Create the database connection through SQL using the following pattern:

CREATE CONNECTION BQ_CON TO 'jdbc:bigquery://https://www.googleapis.com/bigquery/v2:443;ProjectId=<your-project-id>;OAuthType=0;Timeout=10000;OAuthServiceAcctEmail=<your-service-account>;OAuthPvtKeyPath=/exa/data/bucketfs/<bucketfs-service>/.dest/<bucket-name>/<your-account-keyfile>;Location=<location>[;EnableSession=1]';

The Location parameter defines where data can be stored and processed. The location can be either a region (a specific geographic place, such as Frankfurt) or a multi-region (EU or US).
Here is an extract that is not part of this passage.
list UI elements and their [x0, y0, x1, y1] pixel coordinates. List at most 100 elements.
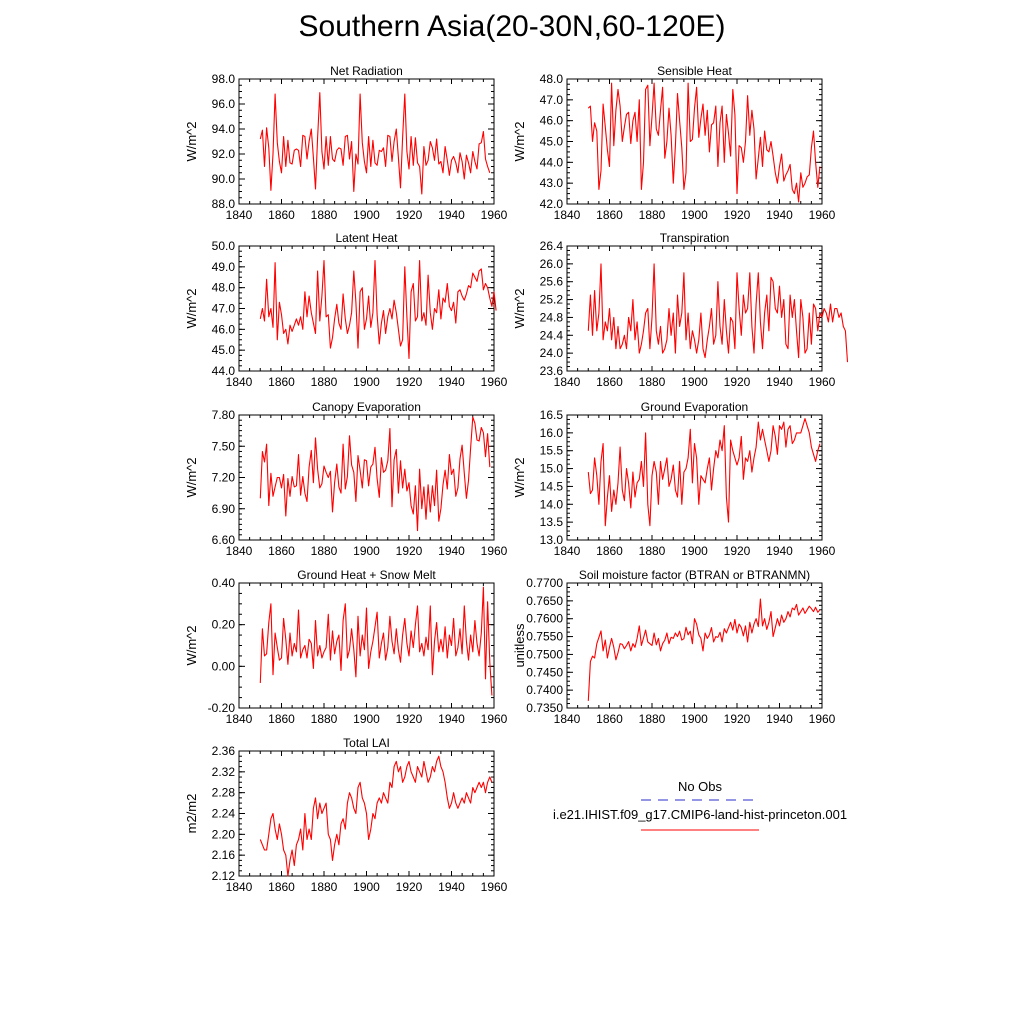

For more information, see BigQuery locations.

The EnableSession=1 property is only required when using Simba BigQuery JDBC Driver version 1.3.0.1001 or later. For more information, see BigQuery: Transaction control statements are supported only in scripts or sessions.

Examples

Connection details:

  • Project ID: exa-migration
  • Service account: migration-test@exa-migration.iam.gserviceaccount.com
  • BucketFS service: bfsdefault
  • Bucket name: default
  • JSON key-file: /drivers/jdbc/bigquery/my-key.json
  • Location: EU (multi-region)

The resulting connection statement:

CREATE CONNECTION BQ_CON TO 'jdbc:bigquery://https://www.googleapis.com/bigquery/v2:443;ProjectId=exa-migration;OAuthType=0;Timeout=10000;OAuthServiceAcctEmail=migration-test@exa-migration.iam.gserviceaccount.com;OAuthPvtKeyPath=/exa/data/bucketfs/bfsdefault/.dest/default/drivers/jdbc/bigquery/my-key.json;Location=EU;EnableSession=1';

You can test your connection using this connection:

IMPORT FROM JDBC AT BQ_CON STATEMENT 'SELECT 1';

Load Data

You can use the IMPORT statement to load data using the connection you created above. IMPORT supports loading data from a table or a SQL statement.